School of Civil and Environmental Engineering

Ph.D. Thesis Defense Announcement

Advanced Design Evaluation of Planar Steel Members and Framing Systems

By

Oguzhan Togay

Advisor:

Dr. Donald W. White (CEE)

Committee Members:

Dr. Barry J. Goodno (CEE), Dr. Dewey Hodges (AE), Dr. Glaucio Paulino (CEE), Dr. Arash Yavari (CEE)

Date & Time: Monday, October 29, 11am

Location: SEB 122

This research provides a comprehensive approach for the design of structural steel members and framing systems via an Inelastic Nonlinear Buckling Analysis (INBA) employing column, beam and beam-column inelastic stiffness reduction factors derived from the ANSI/AISC 360 Specification. The resulting procedure provides a relatively rigorous check of member and frame design resistances accounting for member cross-section double- or single-symmetry, nonprismatic member geometry, continuity effects across braced points, as well as lateral and/or rotational restraint from other framing including a wide range of types and configurations of stability bracing. With this approach, no separate checking of the corresponding Specification member stability design resistance equations is required. The buckling analysis captures these resistances. No calculation of effective length (K) factors and moment gradient and/or load height (Cb) factors, is necessary. The buckling analysis directly captures the fundamental mechanical responses associated with these design strength factors. This approach is coupled with the AISC Direct Analysis Method (the DM), for calculation of pre-buckling displacement effects, to fully satisfy the stability design requirements of the AISC Specification. Member cross-section based strength limit states are checked, given the internal forces calculated using the AISC DM requirements. The key concepts of this advanced design evaluation approach are developed, and a variety of applications of the method are demonstrated. Results from the recommended approach and from routine application of the DM are compared to results from test simulations satisfying the requirements of Appendix 1.3 of the AISC Specification.

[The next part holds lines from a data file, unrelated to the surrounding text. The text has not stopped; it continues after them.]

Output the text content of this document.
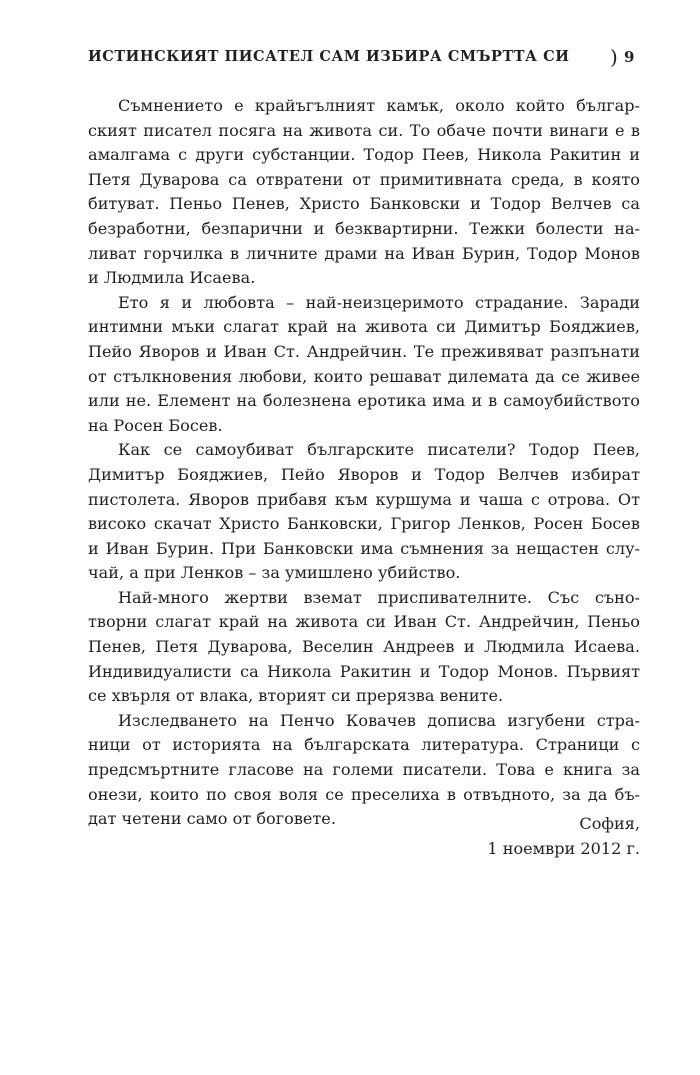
ИСТИНСКИЯТ ПИСАТЕЛ САМ ИЗБИРА СМЪРТТА СИ ) 9
Съмнението е крайъгълният камък, около който българ-
ският писател посяга на живота си. То обаче почти винаги е в
амалгама с други субстанции. Тодор Пеев, Никола Ракитин и
Петя Дуварова са отвратени от примитивната среда, в която
битуват. Пеньо Пенев, Христо Банковски и Тодор Велчев са
безработни, безпарични и безквартирни. Тежки болести на-
ливат горчилка в личните драми на Иван Бурин, Тодор Монов
и Людмила Исаева.
Ето я и любовта – най-неизцеримото страдание. Заради
интимни мъки слагат край на живота си Димитър Бояджиев,
Пейо Яворов и Иван Ст. Андрейчин. Те преживяват разпънати
от стълкновения любови, които решават дилемата да се живее
или не. Елемент на болезнена еротика има и в самоубийството
на Росен Босев.
Как се самоубиват българските писатели? Тодор Пеев,
Димитър Бояджиев, Пейо Яворов и Тодор Велчев избират
пистолета. Яворов прибавя към куршума и чаша с отрова. От
високо скачат Христо Банковски, Григор Ленков, Росен Босев
и Иван Бурин. При Банковски има съмнения за нещастен слу-
чай, а при Ленков – за умишлено убийство.
Най-много жертви вземат приспивателните. Със съно-
творни слагат край на живота си Иван Ст. Андрейчин, Пеньо
Пенев, Петя Дуварова, Веселин Андреев и Людмила Исаева.
Индивидуалисти са Никола Ракитин и Тодор Монов. Първият
се хвърля от влака, вторият си прерязва вените.
Изследването на Пенчо Ковачев дописва изгубени стра-
ници от историята на българската литература. Страници с
предсмъртните гласове на големи писатели. Това е книга за
онези, които по своя воля се преселиха в отвъдното, за да бъ-
дат четени само от боговете.	София,
1 ноември 2012 г.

In the Inelastic Buckling Analysis, the analysis solution is conducted up to the load level corresponding to the most critical buckling or cross-section strength limit state of the ANSI/AISC 360 Specification. From prior research as well as from the validation studies conducted in this work, it is observed that the Flange Local Buckling (FLB) and Tension Flange Yielding (TFY) limit states in Chapter F of the ANSI/AISC 360 Specification tend to underestimate the true I-section member flexural resistances as the web and/or the compression flange become increasingly slender. This dissertation provides an updated approach for calculation of the resistances corresponding to these limit states, considering the development of the spread of yielding in flexural tension (TFY) using mechanics of materials concepts, and accounting for post-buckling resistance based on the unified effective width approach from Chapter E of the AISC Specification for FLB limit states.